The first chapter of New Food is titled The Credo. It begins:
Buy only what is fresh and in season.
Do everything in your power to retain the original flavour of the produce.
Have fun.
The second chapter gets into the nitty-gritty of what the author calls “new food”. She writes:
It’s time we put together all that we have learned about good, fresh food, delicious flavours, healthy traditional diets, sustainable agriculture and new scientific knowledge, and came up with a new way of eating that our bodies, our lifestyles and our world can cope with.
Recipes run the gamut from Golden Caviar on Buckwheat Blinis through Focaccia with Everything to Prawns with Chermoula and Spicy Eggplant. There are new breakfasts, new picnics and new cakes. At all costs, the cook must avoid “trying too hard”, which Dupleix calls the most common mistake of eighties and early nineties dinner parties, as in “Poor Emma, she tried too hard”.

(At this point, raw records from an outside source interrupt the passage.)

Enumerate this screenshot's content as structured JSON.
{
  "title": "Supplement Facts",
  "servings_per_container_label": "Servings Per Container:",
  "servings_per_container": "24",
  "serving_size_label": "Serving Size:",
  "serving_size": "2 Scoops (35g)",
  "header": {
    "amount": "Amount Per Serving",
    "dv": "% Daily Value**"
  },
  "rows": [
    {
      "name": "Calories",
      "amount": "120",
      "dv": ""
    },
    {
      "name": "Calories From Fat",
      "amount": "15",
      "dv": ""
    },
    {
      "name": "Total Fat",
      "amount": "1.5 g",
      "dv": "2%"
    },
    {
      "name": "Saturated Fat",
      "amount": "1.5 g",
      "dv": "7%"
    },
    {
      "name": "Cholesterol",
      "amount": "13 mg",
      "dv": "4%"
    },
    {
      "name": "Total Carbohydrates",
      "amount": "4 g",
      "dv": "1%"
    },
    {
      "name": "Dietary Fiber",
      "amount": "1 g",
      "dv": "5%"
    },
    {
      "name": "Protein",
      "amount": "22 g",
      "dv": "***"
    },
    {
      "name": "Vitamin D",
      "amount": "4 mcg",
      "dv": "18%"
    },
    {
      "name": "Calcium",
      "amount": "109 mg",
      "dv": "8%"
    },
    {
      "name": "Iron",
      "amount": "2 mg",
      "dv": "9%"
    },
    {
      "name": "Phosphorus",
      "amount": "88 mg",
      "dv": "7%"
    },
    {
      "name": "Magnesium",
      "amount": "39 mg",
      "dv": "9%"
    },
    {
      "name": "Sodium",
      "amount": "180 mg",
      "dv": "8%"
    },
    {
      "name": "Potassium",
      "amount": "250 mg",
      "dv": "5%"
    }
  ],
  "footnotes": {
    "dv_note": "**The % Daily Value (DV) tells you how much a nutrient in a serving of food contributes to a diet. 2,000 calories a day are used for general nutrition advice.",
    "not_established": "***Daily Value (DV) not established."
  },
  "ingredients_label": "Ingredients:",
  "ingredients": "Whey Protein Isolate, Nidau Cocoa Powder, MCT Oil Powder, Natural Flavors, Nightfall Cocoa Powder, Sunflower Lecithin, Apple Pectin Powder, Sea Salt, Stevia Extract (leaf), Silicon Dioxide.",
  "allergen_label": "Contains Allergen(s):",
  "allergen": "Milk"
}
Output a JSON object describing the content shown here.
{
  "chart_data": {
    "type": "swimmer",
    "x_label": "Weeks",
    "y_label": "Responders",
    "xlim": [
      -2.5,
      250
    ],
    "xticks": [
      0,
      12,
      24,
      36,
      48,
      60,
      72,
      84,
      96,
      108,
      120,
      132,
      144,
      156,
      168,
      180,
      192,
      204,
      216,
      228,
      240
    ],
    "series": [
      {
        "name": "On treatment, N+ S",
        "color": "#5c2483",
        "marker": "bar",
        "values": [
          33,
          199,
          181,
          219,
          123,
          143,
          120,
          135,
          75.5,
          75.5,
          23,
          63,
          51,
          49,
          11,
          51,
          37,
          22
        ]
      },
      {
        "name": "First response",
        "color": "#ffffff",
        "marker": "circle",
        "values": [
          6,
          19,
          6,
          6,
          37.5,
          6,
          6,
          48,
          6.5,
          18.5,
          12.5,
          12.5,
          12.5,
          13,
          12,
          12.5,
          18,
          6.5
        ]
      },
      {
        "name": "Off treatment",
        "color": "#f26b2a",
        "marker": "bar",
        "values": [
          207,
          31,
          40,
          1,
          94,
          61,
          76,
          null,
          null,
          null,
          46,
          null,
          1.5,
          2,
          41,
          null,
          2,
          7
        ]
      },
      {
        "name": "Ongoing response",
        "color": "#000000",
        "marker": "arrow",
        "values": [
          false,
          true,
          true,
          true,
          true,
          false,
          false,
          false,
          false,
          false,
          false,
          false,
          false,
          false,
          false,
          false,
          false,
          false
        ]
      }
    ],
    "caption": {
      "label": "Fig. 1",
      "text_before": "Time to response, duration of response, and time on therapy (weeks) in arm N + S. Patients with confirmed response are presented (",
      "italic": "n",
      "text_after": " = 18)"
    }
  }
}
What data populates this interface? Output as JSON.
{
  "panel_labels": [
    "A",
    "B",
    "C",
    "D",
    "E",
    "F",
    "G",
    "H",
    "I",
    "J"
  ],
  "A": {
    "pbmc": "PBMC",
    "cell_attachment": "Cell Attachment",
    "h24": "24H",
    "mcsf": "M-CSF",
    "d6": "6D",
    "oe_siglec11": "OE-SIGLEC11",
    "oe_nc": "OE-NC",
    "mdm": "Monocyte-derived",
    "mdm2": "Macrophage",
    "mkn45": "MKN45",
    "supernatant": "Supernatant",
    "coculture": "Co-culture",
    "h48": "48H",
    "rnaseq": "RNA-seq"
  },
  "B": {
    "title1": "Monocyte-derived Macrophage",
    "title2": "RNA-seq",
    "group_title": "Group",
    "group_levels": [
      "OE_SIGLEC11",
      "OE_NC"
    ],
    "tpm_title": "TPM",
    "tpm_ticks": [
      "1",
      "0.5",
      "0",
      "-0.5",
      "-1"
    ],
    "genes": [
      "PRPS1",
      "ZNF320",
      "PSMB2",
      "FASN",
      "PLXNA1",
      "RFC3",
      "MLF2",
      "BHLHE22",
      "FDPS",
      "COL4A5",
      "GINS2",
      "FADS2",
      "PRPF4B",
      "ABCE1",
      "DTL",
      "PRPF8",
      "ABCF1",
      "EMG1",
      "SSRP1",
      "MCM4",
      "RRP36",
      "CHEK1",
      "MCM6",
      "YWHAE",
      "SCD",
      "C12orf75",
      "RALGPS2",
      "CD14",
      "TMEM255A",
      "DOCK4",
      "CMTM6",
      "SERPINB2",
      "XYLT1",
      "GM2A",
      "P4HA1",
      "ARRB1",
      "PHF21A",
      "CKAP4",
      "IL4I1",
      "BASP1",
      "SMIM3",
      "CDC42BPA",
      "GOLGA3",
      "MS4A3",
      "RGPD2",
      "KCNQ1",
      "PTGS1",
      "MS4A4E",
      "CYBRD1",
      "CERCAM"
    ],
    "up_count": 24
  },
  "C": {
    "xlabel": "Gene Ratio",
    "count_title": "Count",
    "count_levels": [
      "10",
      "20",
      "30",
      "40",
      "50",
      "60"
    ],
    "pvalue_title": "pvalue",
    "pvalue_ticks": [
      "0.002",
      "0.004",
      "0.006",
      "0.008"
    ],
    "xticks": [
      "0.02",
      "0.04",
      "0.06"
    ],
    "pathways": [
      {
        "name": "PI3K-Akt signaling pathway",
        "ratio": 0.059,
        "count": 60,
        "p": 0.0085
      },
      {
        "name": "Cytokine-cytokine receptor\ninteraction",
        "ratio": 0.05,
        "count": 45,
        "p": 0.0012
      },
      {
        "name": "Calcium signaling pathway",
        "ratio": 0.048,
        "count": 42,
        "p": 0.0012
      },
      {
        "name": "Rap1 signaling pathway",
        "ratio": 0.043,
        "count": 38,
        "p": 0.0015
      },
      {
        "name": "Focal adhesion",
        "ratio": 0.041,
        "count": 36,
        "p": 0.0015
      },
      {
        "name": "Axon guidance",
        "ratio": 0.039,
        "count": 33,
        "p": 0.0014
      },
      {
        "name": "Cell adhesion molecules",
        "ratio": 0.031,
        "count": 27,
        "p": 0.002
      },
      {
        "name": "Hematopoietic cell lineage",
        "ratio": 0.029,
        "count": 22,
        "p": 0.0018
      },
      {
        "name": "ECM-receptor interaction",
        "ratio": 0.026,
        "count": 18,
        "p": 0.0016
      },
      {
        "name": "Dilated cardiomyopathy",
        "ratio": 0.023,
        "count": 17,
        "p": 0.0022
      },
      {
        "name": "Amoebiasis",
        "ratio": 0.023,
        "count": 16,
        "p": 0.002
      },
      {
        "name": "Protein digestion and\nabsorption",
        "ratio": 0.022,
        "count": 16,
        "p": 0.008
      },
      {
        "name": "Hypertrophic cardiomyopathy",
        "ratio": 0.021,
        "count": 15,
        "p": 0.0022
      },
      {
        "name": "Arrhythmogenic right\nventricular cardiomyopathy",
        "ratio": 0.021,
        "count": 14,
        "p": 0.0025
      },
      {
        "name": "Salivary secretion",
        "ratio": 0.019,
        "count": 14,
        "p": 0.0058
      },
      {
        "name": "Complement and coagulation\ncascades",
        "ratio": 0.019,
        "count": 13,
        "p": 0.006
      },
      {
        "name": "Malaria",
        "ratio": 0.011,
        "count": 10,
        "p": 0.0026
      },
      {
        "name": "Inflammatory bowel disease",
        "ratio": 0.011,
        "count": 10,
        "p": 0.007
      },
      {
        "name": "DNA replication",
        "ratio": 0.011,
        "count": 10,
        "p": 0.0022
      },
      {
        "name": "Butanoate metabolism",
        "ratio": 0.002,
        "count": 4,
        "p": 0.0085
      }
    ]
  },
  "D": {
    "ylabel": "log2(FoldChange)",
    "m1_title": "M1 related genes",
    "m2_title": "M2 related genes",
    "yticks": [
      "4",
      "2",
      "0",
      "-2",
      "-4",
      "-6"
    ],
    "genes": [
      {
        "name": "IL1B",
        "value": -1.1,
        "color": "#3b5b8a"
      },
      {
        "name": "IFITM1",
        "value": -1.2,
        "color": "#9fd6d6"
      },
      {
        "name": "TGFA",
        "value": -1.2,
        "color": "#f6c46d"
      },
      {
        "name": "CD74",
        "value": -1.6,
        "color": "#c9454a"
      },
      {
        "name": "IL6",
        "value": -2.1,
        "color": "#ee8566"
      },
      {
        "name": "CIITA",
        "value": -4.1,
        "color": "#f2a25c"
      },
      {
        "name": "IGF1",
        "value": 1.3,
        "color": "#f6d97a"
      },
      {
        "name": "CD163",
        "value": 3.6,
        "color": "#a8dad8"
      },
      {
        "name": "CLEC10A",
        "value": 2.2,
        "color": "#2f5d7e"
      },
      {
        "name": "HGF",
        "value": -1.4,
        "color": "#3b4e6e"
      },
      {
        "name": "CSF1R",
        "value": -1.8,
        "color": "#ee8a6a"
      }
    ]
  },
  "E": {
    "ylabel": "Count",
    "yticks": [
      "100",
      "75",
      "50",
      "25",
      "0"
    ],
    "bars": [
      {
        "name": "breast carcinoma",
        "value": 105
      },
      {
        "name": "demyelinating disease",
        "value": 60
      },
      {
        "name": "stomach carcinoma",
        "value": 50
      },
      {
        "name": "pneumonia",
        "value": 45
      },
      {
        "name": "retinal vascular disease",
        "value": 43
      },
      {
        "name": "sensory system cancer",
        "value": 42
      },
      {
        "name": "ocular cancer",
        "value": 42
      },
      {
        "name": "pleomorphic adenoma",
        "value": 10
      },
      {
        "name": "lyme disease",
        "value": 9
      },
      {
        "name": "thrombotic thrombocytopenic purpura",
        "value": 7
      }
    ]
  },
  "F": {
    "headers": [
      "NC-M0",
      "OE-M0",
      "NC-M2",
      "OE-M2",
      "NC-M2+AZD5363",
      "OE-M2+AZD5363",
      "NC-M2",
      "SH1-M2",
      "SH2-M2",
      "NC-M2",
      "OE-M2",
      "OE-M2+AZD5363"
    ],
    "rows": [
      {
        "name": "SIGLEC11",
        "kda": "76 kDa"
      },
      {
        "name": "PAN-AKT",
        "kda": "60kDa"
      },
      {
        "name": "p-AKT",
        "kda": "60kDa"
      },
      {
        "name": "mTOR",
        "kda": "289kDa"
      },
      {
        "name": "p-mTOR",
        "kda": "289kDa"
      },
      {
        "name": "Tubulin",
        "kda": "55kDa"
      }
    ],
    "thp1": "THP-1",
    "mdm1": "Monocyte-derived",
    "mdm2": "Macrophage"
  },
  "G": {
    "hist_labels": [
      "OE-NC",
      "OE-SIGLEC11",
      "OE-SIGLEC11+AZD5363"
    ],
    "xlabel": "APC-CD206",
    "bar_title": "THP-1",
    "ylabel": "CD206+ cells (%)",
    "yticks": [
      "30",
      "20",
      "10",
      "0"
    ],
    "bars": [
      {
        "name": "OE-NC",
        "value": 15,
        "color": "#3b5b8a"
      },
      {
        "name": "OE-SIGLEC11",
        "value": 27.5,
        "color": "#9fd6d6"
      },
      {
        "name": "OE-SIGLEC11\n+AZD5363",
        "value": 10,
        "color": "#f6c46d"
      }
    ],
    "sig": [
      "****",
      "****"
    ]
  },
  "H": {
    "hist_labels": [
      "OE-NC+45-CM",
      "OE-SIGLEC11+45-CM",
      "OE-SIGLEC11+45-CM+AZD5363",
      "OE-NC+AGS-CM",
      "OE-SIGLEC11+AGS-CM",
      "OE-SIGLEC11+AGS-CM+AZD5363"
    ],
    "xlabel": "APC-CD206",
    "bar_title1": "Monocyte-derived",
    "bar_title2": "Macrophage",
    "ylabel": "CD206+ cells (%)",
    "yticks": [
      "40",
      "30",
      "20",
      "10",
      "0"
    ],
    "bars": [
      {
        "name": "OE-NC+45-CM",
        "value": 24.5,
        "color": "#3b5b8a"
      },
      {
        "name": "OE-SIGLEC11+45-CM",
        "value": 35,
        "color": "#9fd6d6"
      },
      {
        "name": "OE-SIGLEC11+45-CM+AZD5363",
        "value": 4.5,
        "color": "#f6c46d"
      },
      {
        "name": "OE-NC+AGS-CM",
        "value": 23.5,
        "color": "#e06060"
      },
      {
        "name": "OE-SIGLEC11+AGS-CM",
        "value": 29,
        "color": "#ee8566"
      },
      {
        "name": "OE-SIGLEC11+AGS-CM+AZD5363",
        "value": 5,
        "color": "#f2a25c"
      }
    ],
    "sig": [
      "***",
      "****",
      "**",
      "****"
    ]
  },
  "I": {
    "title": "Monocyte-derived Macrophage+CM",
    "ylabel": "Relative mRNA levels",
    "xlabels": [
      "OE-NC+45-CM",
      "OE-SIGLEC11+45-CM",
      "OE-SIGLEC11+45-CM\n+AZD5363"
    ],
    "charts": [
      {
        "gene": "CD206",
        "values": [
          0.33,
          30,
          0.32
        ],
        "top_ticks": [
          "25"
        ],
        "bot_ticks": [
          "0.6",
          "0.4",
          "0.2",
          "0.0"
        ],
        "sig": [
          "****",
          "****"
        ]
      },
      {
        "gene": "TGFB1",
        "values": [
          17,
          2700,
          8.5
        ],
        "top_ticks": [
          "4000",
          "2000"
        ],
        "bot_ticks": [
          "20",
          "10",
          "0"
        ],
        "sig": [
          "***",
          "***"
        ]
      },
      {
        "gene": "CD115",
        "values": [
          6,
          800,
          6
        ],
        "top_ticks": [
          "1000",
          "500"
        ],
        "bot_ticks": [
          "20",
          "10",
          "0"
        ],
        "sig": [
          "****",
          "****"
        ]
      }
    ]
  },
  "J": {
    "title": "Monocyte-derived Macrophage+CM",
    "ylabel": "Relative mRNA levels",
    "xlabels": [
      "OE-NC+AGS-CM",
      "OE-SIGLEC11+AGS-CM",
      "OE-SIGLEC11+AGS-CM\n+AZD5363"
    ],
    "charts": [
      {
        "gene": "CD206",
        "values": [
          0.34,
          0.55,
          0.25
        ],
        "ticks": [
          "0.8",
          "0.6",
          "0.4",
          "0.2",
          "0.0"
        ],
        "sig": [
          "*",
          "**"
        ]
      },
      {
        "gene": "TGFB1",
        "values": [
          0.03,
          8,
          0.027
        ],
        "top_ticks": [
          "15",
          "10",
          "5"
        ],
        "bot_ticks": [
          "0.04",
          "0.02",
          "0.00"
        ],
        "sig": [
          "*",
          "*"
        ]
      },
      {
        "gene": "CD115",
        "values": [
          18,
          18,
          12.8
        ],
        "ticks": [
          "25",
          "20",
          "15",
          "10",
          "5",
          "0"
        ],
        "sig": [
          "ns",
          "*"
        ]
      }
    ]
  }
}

Jill Dupleix worked in advertising for eight years before she began to write about food. Her husband, Terry Durack is also a food writer. After the publication of New Food, Dupleix became the food editor of the Sydney Morning Herald and The Age in Melbourne. In 2000 the couple moved to London to work with The Times. Less than 18 months later, Dupleix was named Food Writer of the Year.
Dupleix has since written further books including Old Food, Simple Food, Very Simple Food and Lighten Up. The style of the books reflects her advertising background, with striking design and conversational language.
Returning to Australia after six years with The Times, Jill Dupleix resumed writing for the Fairfax group. She also contributes to the ABC’s delicious magazine.